Credit: Cruise LLC |
One of the most thoughtful discussions I’ve on the topic is from David Zipper in The Atlantic. He posits:
A century ago, the U.S. began rearranging its cities to accommodate the most futuristic vehicles of the era, privately owned automobiles—making decisions that have undermined urban life ever since. Robotaxis could prove equally transformative, which makes proceeding with caution all the more necessary.
A century ago, cities didn’t really have
speed limits, vehicle-only streets, parking spaces/lots/garages, and certainly
not freeways cutting through city neighborhoods. He notes: “More than half of the land in many downtowns is used to move and store
motor vehicles, occupying space that could otherwise accommodate housing,
retail, playgrounds, and parks.”
Mr. Zimmer warns that wider use of autonomous
vehicles could lead to more miles driven, and much less public transit used. He cites a 2018
quote from Frank Chen, of Andreessen Horowitz: “We don’t understand the economics of
self-driving cars because we haven’t experienced them yet. Let’s see how it
plays out.” But waiting to see
how the future plays out often means not really planning for it.
If we were certain that in, say, 10-15
years, most vehicles would be autonomous, or at least could communicate/coordinate
with each other, we’d be making different investments in things like smart
roads, speed
enforcement cameras, traffic police, or – you guessed it -- parking. Some of those investments take years to bring
about, so we’d better lay out bets down soon if we want to be ready. We can’t
even seem to get our heads around a future with largely electric vehicles (EVs)
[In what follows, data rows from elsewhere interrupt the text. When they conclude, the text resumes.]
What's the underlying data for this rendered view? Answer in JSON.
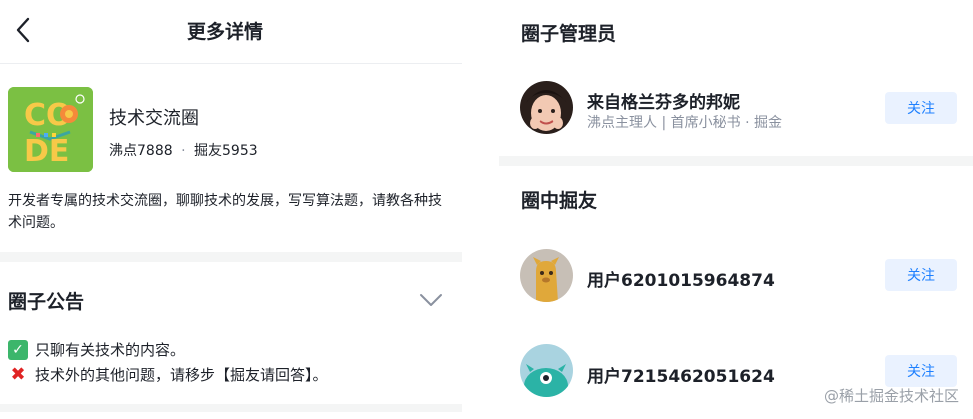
{
  "header": {
    "title": "更多详情",
    "back_icon": "chevron-left-icon"
  },
  "circle": {
    "logo_text_top": "CO",
    "logo_text_bottom": "DE",
    "name": "技术交流圈",
    "stats_points_label": "沸点7888",
    "stats_separator": "·",
    "stats_members_label": "掘友5953",
    "description": "开发者专属的技术交流圈，聊聊技术的发展，写写算法题，请教各种技术问题。"
  },
  "notice": {
    "title": "圈子公告",
    "expand_icon": "chevron-down-icon",
    "lines": [
      {
        "icon": "check-mark-icon",
        "text": "只聊有关技术的内容。"
      },
      {
        "icon": "cross-mark-icon",
        "text": "技术外的其他问题，请移步【掘友请回答】。"
      }
    ]
  },
  "admins": {
    "title": "圈子管理员",
    "items": [
      {
        "name": "来自格兰芬多的邦妮",
        "subtitle": "沸点主理人 | 首席小秘书 · 掘金",
        "follow_label": "关注"
      }
    ]
  },
  "members": {
    "title": "圈中掘友",
    "items": [
      {
        "name": "用户6201015964874",
        "follow_label": "关注"
      },
      {
        "name": "用户7215462051624",
        "follow_label": "关注"
      }
    ]
  },
  "watermark": "@稀土掘金技术社区",
  "colors": {
    "accent": "#1e80ff",
    "follow_bg": "#eaf2ff",
    "logo_bg": "#7bc043",
    "divider": "#f4f5f5"
  }
}
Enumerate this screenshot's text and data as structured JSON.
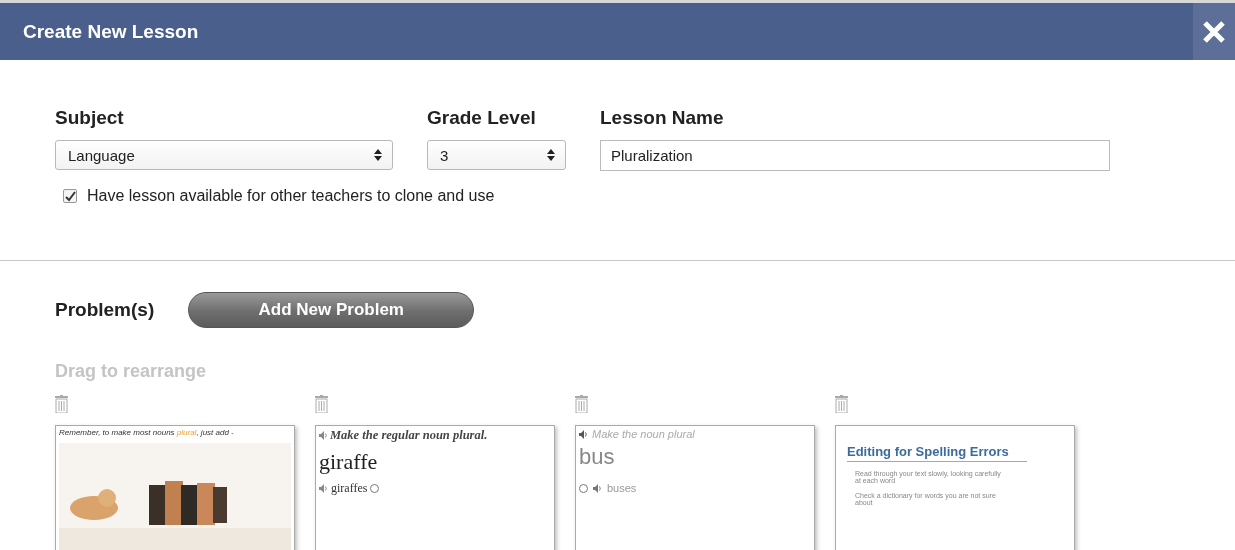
{
  "dialog": {
    "title": "Create New Lesson"
  },
  "fields": [
    {
      "kind": "select",
      "label": "Subject",
      "value": "Language"
    },
    {
      "kind": "select",
      "label": "Grade Level",
      "value": "3"
    },
    {
      "kind": "text",
      "label": "Lesson Name",
      "value": "Pluralization"
    }
  ],
  "share_option": {
    "label": "Have lesson available for other teachers to clone and use",
    "checked": true
  },
  "problems": {
    "heading": "Problem(s)",
    "add_button": "Add New Problem",
    "hint": "Drag to rearrange",
    "cards": [
      {
        "kind": "picture",
        "prompt": "Remember, to make most nouns **plural**, just add -"
      },
      {
        "kind": "serif_choice",
        "prompt": "Make the regular noun plural.",
        "word": "giraffe",
        "choices": [
          {
            "label": "giraffes",
            "selected": false
          }
        ]
      },
      {
        "kind": "sans_choice",
        "prompt": "Make the noun plural",
        "word": "bus",
        "choices": [
          {
            "label": "buses",
            "selected": false
          }
        ]
      },
      {
        "kind": "document",
        "title": "Editing for Spelling Errors",
        "bullets": [
          "Read through your text slowly, looking carefully at each word",
          "Check a dictionary for words you are not sure about"
        ]
      }
    ]
  }
}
– e.g., where are all the charging stations? – so preparing for autonomous vehicles
seems like a future we’re not thinking enough about.
Which leads me to healthcare.
For example, one of my pet peeves about the
discussions of using AI in healthcare are the ones about how they’ll help with “paperwork.” AI will take care of physician notes! AI will handle all the prior authorization
requests! AI will help fill out all
those patient forms! All of those, and
many more, certainly reflect 2023 pain points in healthcare, but they’re
missing the future. AI should not do
the paperwork, hiding it from us; it should help us eliminate the need
for it. Don’t use AI to make the system
work faster, use AI to make the system more efficient and effective.
Don't do this. Credit: Bing |
Buildings are healthcare’s version of cities’
parking lots. We require a lot of them,
be they hospitals, medical office buildings, or others, because patients usually
have to be in such places to get care. They’re also like parking because much
of what patients do in them is wait.
The future healthcare system is going to
be much more distributed. Care will shift from being given in a place where
health care professionals are to where you and your devices are, with those
devices omnipresent, connected, and smart.
They will sometimes but not always interact with human clinicians. So which buildings go, when?
Healthcare will also be much more
proactive and predictive. Impressed with what your Apple Watch can
monitor? That’s nothing compared to the monitoring we’ll
have available in the near future, including those long-predicted
nanobots swimming around in us. We’ll know how we’re doing, we’ll know how
we’re trending, and in many cases we’ll know well in advance when it is time to
take action.
AI will also help us make better predictions
about which people are going to need expensive care, when, which will have
dramatic impacts on how health insurance works and when it is actually needed. Plan for that future.
My last warning, which I’ve touched
on before, is how AI impacts payment.
Right now some argue we should treat AI as medical devices, regulating
and paying along the same lines. Others want
more CPT codes for AI, building on our existing mess of that system. Neither of those are anticipating the future;
they’re trying to lock in the present.
You're pricing AI wrong. Credit: Bing |
We’re not ready for self-driving cars, or for AI in
healthcare, which is understandable given that both have a long way to go. But the future comes at us fast, so if we’re
not preparing now we’ll be too late.